You don't have to wait for error happening to rectify wrong links in your pages....cron-url.pl is able to scan your documents tree and tell you about missing files in your links avoiding error log to become too big.
Windows users can use cron-error if they use redirection files.


Cron-session.pl
Purpose Session log stats
It compute how long people stay on your web by scanning the log file. Full session for each user is shown with other bonus informations.
Frequency None. You can run the script when you want.
Time taken From a few minutes to a several hours depending of the size of the log file.
Options
-a include robot session
-c <file> load configuration file
-d <number> number of days to scan
-g <graphics> select graphics output
-l <language> select language output
-i <file>input logfile
-m update only robot detection
-t <min>session maximum length
-j <min>maximum time to read a page
-q <min>display session longer than this value
-r <date>ending date for stats
-s <date>starting date for stats
-x display default values for flag options
-z use compressed logfile
How it works It's very hard to know how long people stay on your web as they can access a page, going to lunch and have a second access two hours later. But people usually have a more or less longer look at your web and only come back another day.
In the script, you have a maximum time limit session variable. If an access is made within this time, it's still the same session.

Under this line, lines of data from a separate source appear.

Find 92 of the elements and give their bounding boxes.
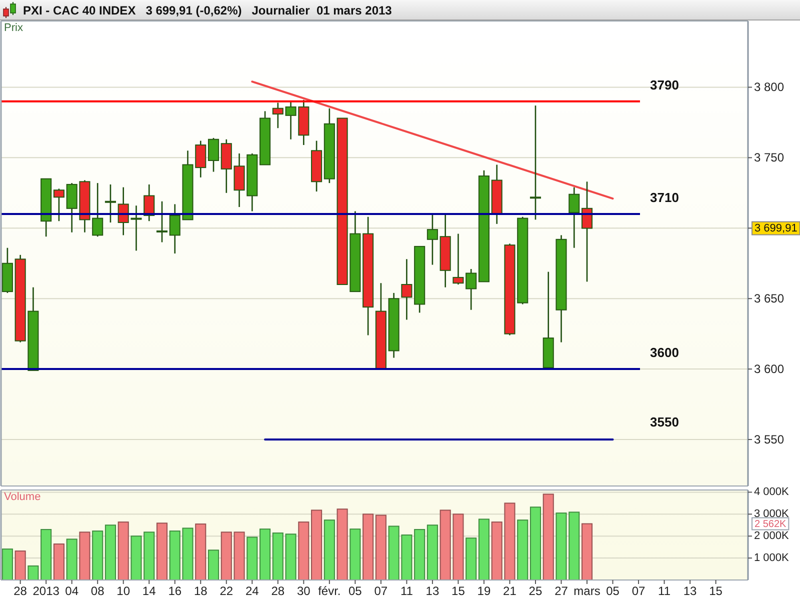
bar (104, 524, 116, 580)
bar (195, 524, 206, 580)
y-tick-label: 3 550 (754, 432, 784, 446)
x-tick-label: 14 (142, 584, 156, 598)
bar (362, 514, 374, 580)
x-tick-label: 25 (528, 584, 542, 598)
bar (53, 544, 64, 580)
y-tick-label: 3 600 (754, 362, 784, 376)
bar (260, 528, 271, 580)
x-tick-label: 2013 (32, 584, 60, 598)
candlestick (92, 182, 104, 238)
bar (375, 514, 386, 580)
ref-line-label: 3790 (650, 76, 679, 92)
bar (336, 508, 348, 580)
x-tick-label: 28 (14, 584, 28, 598)
x-tick-label: 15 (452, 584, 466, 598)
bar (581, 523, 593, 580)
x-tick-label: 05 (606, 584, 620, 598)
x-tick-label: févr. (318, 584, 341, 598)
y-axis-title: Volume (4, 491, 41, 503)
bar (517, 520, 528, 580)
text: 3 699,91 (754, 222, 798, 234)
bar (542, 494, 554, 580)
y-axis-title: Prix (4, 22, 24, 34)
candlestick (208, 137, 220, 172)
x-tick-label: 18 (194, 584, 208, 598)
x-tick-label: 19 (477, 584, 491, 598)
candlestick (581, 180, 593, 282)
bar (298, 522, 310, 580)
y-tick-label: 2 000K (754, 530, 790, 542)
candlestick (401, 258, 412, 320)
bar (324, 520, 335, 580)
x-tick-label: 08 (90, 584, 105, 598)
bar (272, 532, 284, 580)
x-tick-label: 10 (116, 584, 130, 598)
x-tick-label: 16 (168, 584, 182, 598)
x-tick-label: 21 (503, 584, 517, 598)
x-tick-label: 13 (683, 584, 698, 598)
candlestick (466, 268, 477, 311)
text: 3550 (650, 414, 679, 429)
bar (118, 522, 129, 580)
bar (246, 536, 258, 580)
bar (285, 534, 296, 580)
candlestick (53, 188, 64, 222)
x-tick-label: 11 (658, 584, 671, 598)
ref-line-label: 3600 (650, 344, 679, 360)
bar (2, 548, 13, 580)
candlestick (144, 184, 155, 222)
x-tick-label: 22 (220, 584, 234, 598)
x-tick-label: mars (574, 584, 600, 598)
bar (208, 550, 220, 580)
x-tick-label: 07 (632, 584, 646, 598)
x-tick-label: 13 (426, 584, 440, 598)
bar (311, 510, 322, 580)
chart-title: PXI - CAC 40 INDEX 3 699,91 (-0,62%) Journalier 01 mars 2013 (23, 4, 392, 18)
bar (14, 550, 26, 580)
candlestick (426, 213, 438, 266)
x-tick-label: 28 (271, 584, 285, 598)
bar (156, 522, 168, 580)
bar (40, 529, 52, 580)
x-tick-label: 15 (709, 584, 723, 598)
ref-line-label: 3710 (650, 190, 679, 205)
x-tick-label: 30 (296, 584, 311, 598)
bar (478, 518, 490, 580)
bar (66, 538, 78, 580)
x-tick-label: 11 (400, 584, 414, 598)
x-tick-label: 07 (374, 584, 388, 598)
candlestick (568, 186, 580, 249)
y-tick-label: 4 000K (754, 486, 790, 498)
x-tick-label: 04 (65, 584, 79, 598)
x-tick-label: 27 (554, 584, 568, 598)
candlestick (530, 104, 542, 220)
bar (530, 506, 542, 580)
bar (414, 529, 426, 580)
x-tick-label: 24 (245, 584, 260, 598)
bar (92, 530, 104, 580)
bar (426, 524, 438, 580)
bar (79, 532, 90, 580)
text: 2 562K (754, 518, 787, 530)
y-tick-label: 3 750 (754, 150, 784, 165)
candlestick (156, 200, 168, 243)
bar (466, 538, 477, 580)
bar (350, 528, 361, 580)
candlestick (272, 102, 284, 129)
candlestick (452, 233, 464, 286)
y-tick-label: 3 650 (754, 292, 784, 306)
candlestick (104, 184, 116, 224)
x-tick-label: 05 (348, 584, 362, 598)
y-tick-label: 1 000K (754, 552, 790, 564)
bar (28, 565, 39, 580)
y-tick-label: 3 000K (754, 508, 790, 520)
y-tick-label: 3 800 (754, 80, 784, 94)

Another way is to select a time limit when reading a page. Usually, people doesn't need more than one hour to read a HTML page !
Accesses from network spider (robots) are removed (well, I try !)

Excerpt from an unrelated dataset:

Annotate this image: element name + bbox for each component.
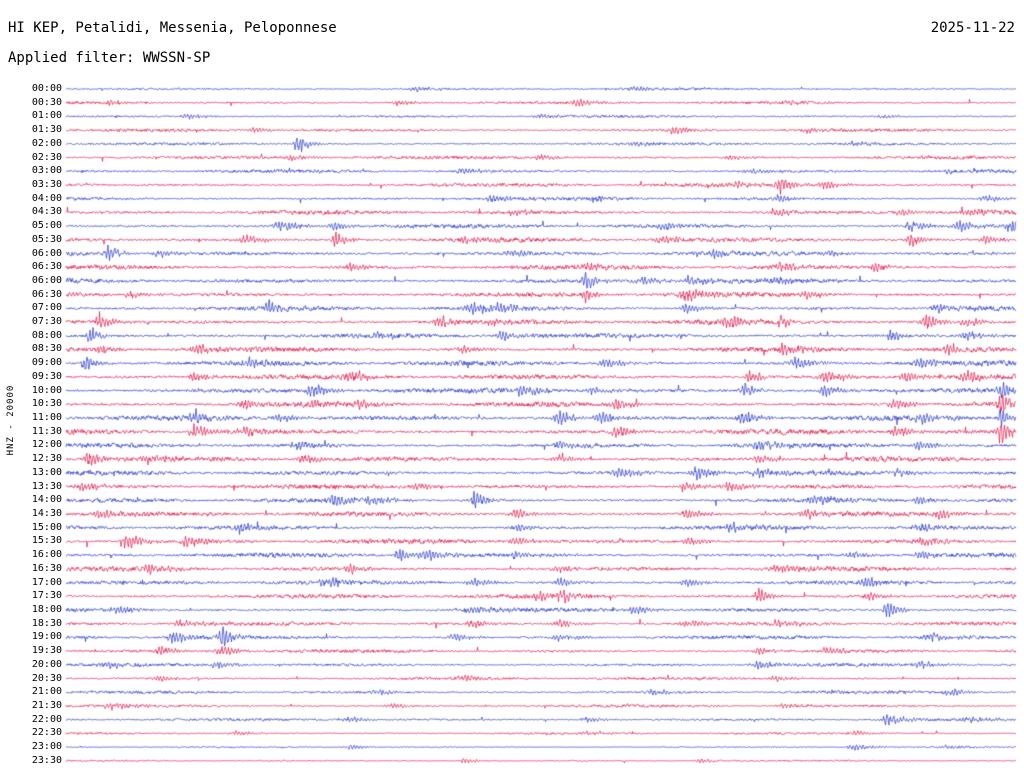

Notes If you have a dynamic IP address (Internet provider for example), different people can come with the same IP address and it become very hard to know about session users !
The script will also output the average requests by hour and by the day of the week.

This script does not yet support incremental mode.


Cron-url.pl
Purpose Documents stats
Compute how your web is looking. Do you have a multimedia, graphical and heavy web ?
It will also translate the URL to the TITLE of the file and show you the most recent html files on your web.
Also a detailled server tree is output.
Frequency None. You can run the script when you want. I run it once a week.
Time taken From a few minutes to one hour depending of the size of your web.
Options
-c <file> load configuration file
-d <nbdays>show file newest than nbdays days
-g <graphics> select graphics output
-l <language> select language output
-t <topten> show only toplist files
-x show default values
-v display version
How it works It scans your web structure, counting for files, opening each file. Histograms showing how many links, images per document is produced and also graphs showing you the documents size distribution.
A histogram show the most recent file updated in your web.
A translation table is made between the URL of a document and its name (found inside the TITLE tag).
The structure (tree) of your web is also show with detail about HTML pages inside each part of the tree.
It also check every links and report missing files.
Notes Could be useful if you want to check every HTML document have a TITLE tag and is unique. Could also show you if you have heavy pages !
People could go directly to new html documents in the tree server or from the 'new documents' pages.